More than 90 per cent of Christians in the UK believe their faith is being marginalized in British society, a survey has revealed.
It also found a majority of Christians thought their faith was not given the same respect as other religions in the UK, with most feeling it was considered unacceptable for them to share their beliefs in public.
The survey, conducted by Premier Christian Communications, questioned more than 12,000 “ordinary Christians” as part of a ‘State of the Faith’ study.
93 per cent of respondents said they “believe that Christianity is being marginalised” in Britain, and half said they had experienced prejudice because of their faith.
80 per cent of respondents said “Christianity is not given equal respect” compared with other religions and worldviews, and 67 per cent said they did not think it was considered acceptable in society for Christians to share their faith with others.
Younger Christians were more likely to say that they experienced prejudice for their faith, with 70 per cent of respondents aged 15 to 19 reporting negative experiences.

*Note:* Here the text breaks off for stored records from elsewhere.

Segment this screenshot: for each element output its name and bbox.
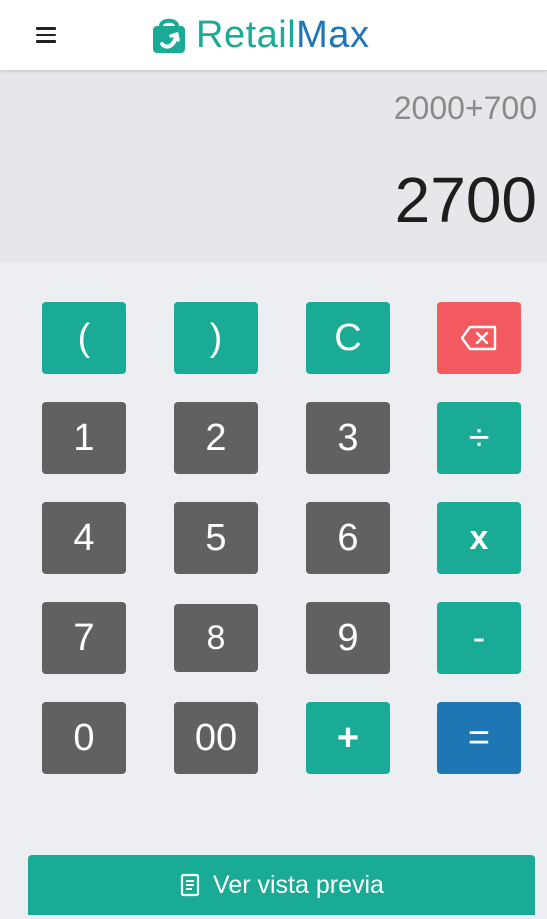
digit-9-button[interactable]: 9 xyxy=(306,602,390,674)
brand-name-part2: Max xyxy=(296,14,370,56)
menu-bar xyxy=(36,33,56,37)
backspace-button[interactable] xyxy=(437,302,521,374)
minus-button[interactable]: - xyxy=(437,602,521,674)
digit-7-button[interactable]: 7 xyxy=(42,602,126,674)
app-header: RetailMax xyxy=(0,0,547,70)
hamburger-menu-icon[interactable] xyxy=(26,18,66,52)
digit-0-button[interactable]: 0 xyxy=(42,702,126,774)
plus-button[interactable]: + xyxy=(306,702,390,774)
digit-4-button[interactable]: 4 xyxy=(42,502,126,574)
digit-5-button[interactable]: 5 xyxy=(174,502,258,574)
calculator-display: 2000+700 2700 xyxy=(0,70,547,262)
receipt-icon xyxy=(180,873,200,897)
brand-logo: RetailMax xyxy=(148,10,369,60)
digit-8-button[interactable]: 8 xyxy=(174,604,258,672)
menu-bar xyxy=(36,40,56,43)
shopping-bag-icon xyxy=(153,18,185,53)
digit-2-button[interactable]: 2 xyxy=(174,402,258,474)
open-paren-button[interactable]: ( xyxy=(42,302,126,374)
preview-button-label: Ver vista previa xyxy=(213,870,384,899)
close-paren-button[interactable]: ) xyxy=(174,302,258,374)
brand-name-part1: Retail xyxy=(196,14,297,56)
multiply-button[interactable]: x xyxy=(437,502,521,574)
result-text: 2700 xyxy=(394,164,537,236)
backspace-icon xyxy=(460,325,497,351)
digit-1-button[interactable]: 1 xyxy=(42,402,126,474)
digit-3-button[interactable]: 3 xyxy=(306,402,390,474)
divide-button[interactable]: ÷ xyxy=(437,402,521,474)
brand-name: RetailMax xyxy=(196,16,369,54)
equals-button[interactable]: = xyxy=(437,702,521,774)
digit-6-button[interactable]: 6 xyxy=(306,502,390,574)
preview-button[interactable]: Ver vista previa xyxy=(28,855,535,915)
double-zero-button[interactable]: 00 xyxy=(174,702,258,774)
clear-button[interactable]: C xyxy=(306,302,390,374)
menu-bar xyxy=(36,27,56,30)
expression-text: 2000+700 xyxy=(393,90,537,126)
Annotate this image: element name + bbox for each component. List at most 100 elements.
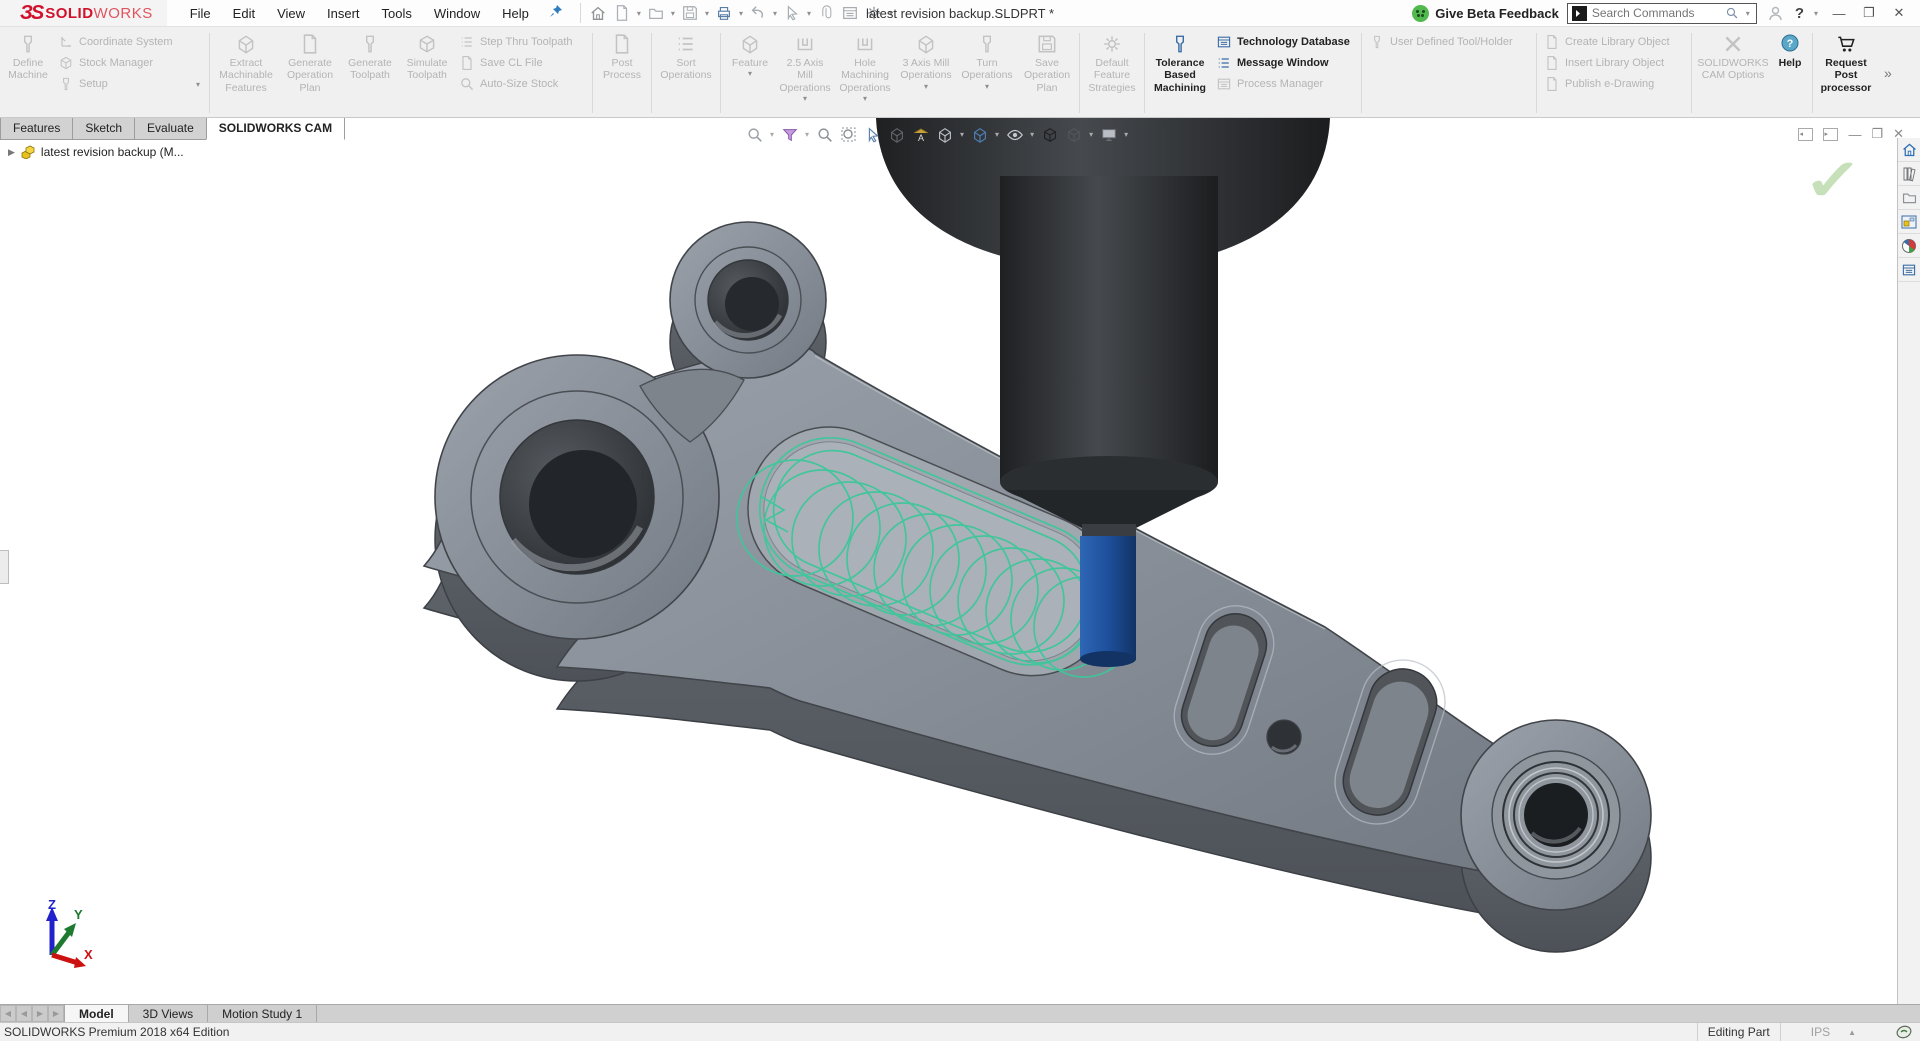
ribbon-request-post-processor[interactable]: Request Post processor [1816,29,1876,117]
ribbon-sort-operations[interactable]: Sort Operations [655,29,717,117]
properties-button[interactable] [839,2,861,24]
new-document-button[interactable] [611,2,633,24]
rotate-view-icon[interactable] [862,124,883,145]
view-settings-icon[interactable] [1098,124,1119,145]
restore-button[interactable]: ❐ [1858,3,1880,23]
ribbon-feature[interactable]: Feature ▾ [724,29,776,117]
save-button[interactable] [679,2,701,24]
axis3-dropdown-icon[interactable]: ▾ [924,82,928,91]
doc-restore-button[interactable]: ❐ [1871,126,1883,142]
attach-icon[interactable] [815,2,837,24]
ribbon-coordinate-system[interactable]: Coordinate System [58,32,202,52]
ribbon-publish-edrawing[interactable]: Publish e-Drawing [1544,74,1684,94]
taskpane-custom-properties-icon[interactable] [1898,258,1920,282]
help-dropdown-icon[interactable]: ▾ [1814,9,1818,18]
pane-right-button[interactable]: ▸ [1823,128,1838,141]
search-input[interactable] [1592,6,1720,20]
view-orientation-icon[interactable] [934,124,955,145]
ribbon-post-process[interactable]: Post Process [596,29,648,117]
ribbon-step-thru-toolpath[interactable]: Step Thru Toolpath [459,32,585,52]
units-caret-icon[interactable]: ▲ [1848,1028,1896,1037]
section-view-icon[interactable] [886,124,907,145]
undo-dropdown-icon[interactable]: ▾ [773,9,777,18]
view-settings-dropdown-icon[interactable]: ▾ [1124,130,1128,139]
search-commands-box[interactable]: ▾ [1567,3,1757,24]
taskpane-design-library-icon[interactable] [1898,210,1920,234]
ribbon-generate-toolpath[interactable]: Generate Toolpath [341,29,399,117]
tab-model[interactable]: Model [64,1005,129,1022]
apply-scene-icon[interactable] [1063,124,1084,145]
taskpane-file-explorer-icon[interactable] [1898,186,1920,210]
taskpane-home-icon[interactable] [1898,138,1920,162]
ribbon-help[interactable]: ? Help [1771,29,1809,117]
new-document-dropdown-icon[interactable]: ▾ [637,9,641,18]
print-button[interactable] [713,2,735,24]
pin-menu-icon[interactable] [548,3,564,24]
3d-model-scene[interactable] [0,118,1897,1004]
scene-dropdown-icon[interactable]: ▾ [1089,130,1093,139]
doc-minimize-button[interactable]: — [1848,127,1861,142]
ribbon-save-cl-file[interactable]: Save CL File [459,53,585,73]
feature-dropdown-icon[interactable]: ▾ [748,69,752,78]
open-button[interactable] [645,2,667,24]
save-dropdown-icon[interactable]: ▾ [705,9,709,18]
options-dropdown-icon[interactable]: ▾ [889,9,893,18]
tab-next-button[interactable]: ▶ [32,1005,48,1022]
user-account-icon[interactable] [1765,2,1787,24]
ribbon-simulate-toolpath[interactable]: Simulate Toolpath [399,29,455,117]
display-style-icon[interactable] [969,124,990,145]
graphics-viewport[interactable]: Features Sketch Evaluate SOLIDWORKS CAM … [0,118,1920,1004]
menu-tools[interactable]: Tools [373,2,421,25]
ribbon-stock-manager[interactable]: Stock Manager [58,53,202,73]
axis25-dropdown-icon[interactable]: ▾ [803,94,807,103]
ribbon-3-axis-mill-operations[interactable]: 3 Axis Mill Operations ▾ [896,29,956,117]
hide-show-dropdown-icon[interactable]: ▾ [1030,130,1034,139]
edit-appearance-icon[interactable] [1039,124,1060,145]
tab-first-button[interactable]: ◀ [0,1005,16,1022]
ribbon-message-window[interactable]: Message Window [1216,53,1354,73]
hide-annotations-icon[interactable]: A [910,124,931,145]
tab-solidworks-cam[interactable]: SOLIDWORKS CAM [206,118,345,140]
ribbon-generate-operation-plan[interactable]: Generate Operation Plan [279,29,341,117]
options-gear-button[interactable] [863,2,885,24]
ribbon-process-manager[interactable]: Process Manager [1216,74,1354,94]
feature-tree-root[interactable]: ▶ latest revision backup (M... [8,145,184,159]
help-menu-button[interactable]: ? [1795,5,1804,22]
ribbon-create-library-object[interactable]: Create Library Object [1544,32,1684,52]
ribbon-turn-operations[interactable]: Turn Operations ▾ [956,29,1018,117]
zoom-to-fit-icon[interactable] [744,124,765,145]
ribbon-setup[interactable]: Setup ▾ [58,74,202,94]
tab-evaluate[interactable]: Evaluate [134,118,207,140]
close-button[interactable]: ✕ [1888,3,1910,23]
zoom-in-out-icon[interactable] [814,124,835,145]
tab-last-button[interactable]: ▶ [48,1005,64,1022]
menu-view[interactable]: View [268,2,314,25]
home-button[interactable] [587,2,609,24]
ribbon-tolerance-based-machining[interactable]: Tolerance Based Machining [1148,29,1212,117]
ribbon-solidworks-cam-options[interactable]: SOLIDWORKS CAM Options [1695,29,1771,117]
menu-insert[interactable]: Insert [318,2,369,25]
filter-dropdown-icon[interactable]: ▾ [805,130,809,139]
turn-operations-dropdown-icon[interactable]: ▾ [985,82,989,91]
search-icon[interactable] [1725,6,1739,20]
open-dropdown-icon[interactable]: ▾ [671,9,675,18]
status-tag-icon[interactable] [1896,1024,1912,1040]
select-button[interactable] [781,2,803,24]
menu-help[interactable]: Help [493,2,538,25]
tab-sketch[interactable]: Sketch [72,118,135,140]
ribbon-hole-machining-operations[interactable]: Hole Machining Operations ▾ [834,29,896,117]
select-dropdown-icon[interactable]: ▾ [807,9,811,18]
ribbon-insert-library-object[interactable]: Insert Library Object [1544,53,1684,73]
ribbon-25-axis-mill-operations[interactable]: 2.5 Axis Mill Operations ▾ [776,29,834,117]
taskpane-resources-icon[interactable] [1898,162,1920,186]
ribbon-save-operation-plan[interactable]: Save Operation Plan [1018,29,1076,117]
give-beta-feedback-button[interactable]: Give Beta Feedback [1412,5,1559,22]
zoom-to-area-icon[interactable] [838,124,859,145]
setup-dropdown-icon[interactable]: ▾ [196,80,200,89]
menu-window[interactable]: Window [425,2,489,25]
ribbon-user-defined-tool-holder[interactable]: User Defined Tool/Holder [1369,32,1529,52]
tab-prev-button[interactable]: ◀ [16,1005,32,1022]
left-panel-flyout-tab[interactable] [0,550,9,584]
ribbon-define-machine[interactable]: Define Machine [2,29,54,117]
print-dropdown-icon[interactable]: ▾ [739,9,743,18]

“Partly because of illiteracy [and] partly because of those who have a very different agenda, we may be moving into a period when debate is shut down — where you can’t have an honest debate and agree to differ,” said Nola Leach, head of a Christian lobbying group Care.
Premier CEO Peter Kerridge said in a statement that “It’s clear we are not the liberal accepting society we think we are if we don’t tolerate and accept everyone, including Christians.”
He added that the survey “clearly indicates how it feels to be an ordinary Christian today … This is not the clergy talking, or academics theorising, or politicians making a case.
“These are ordinary Christians who feel overwhelmingly that their Christian beliefs are being marginalised and that as a result, it is becoming far more difficult to live as a person of faith in the UK.”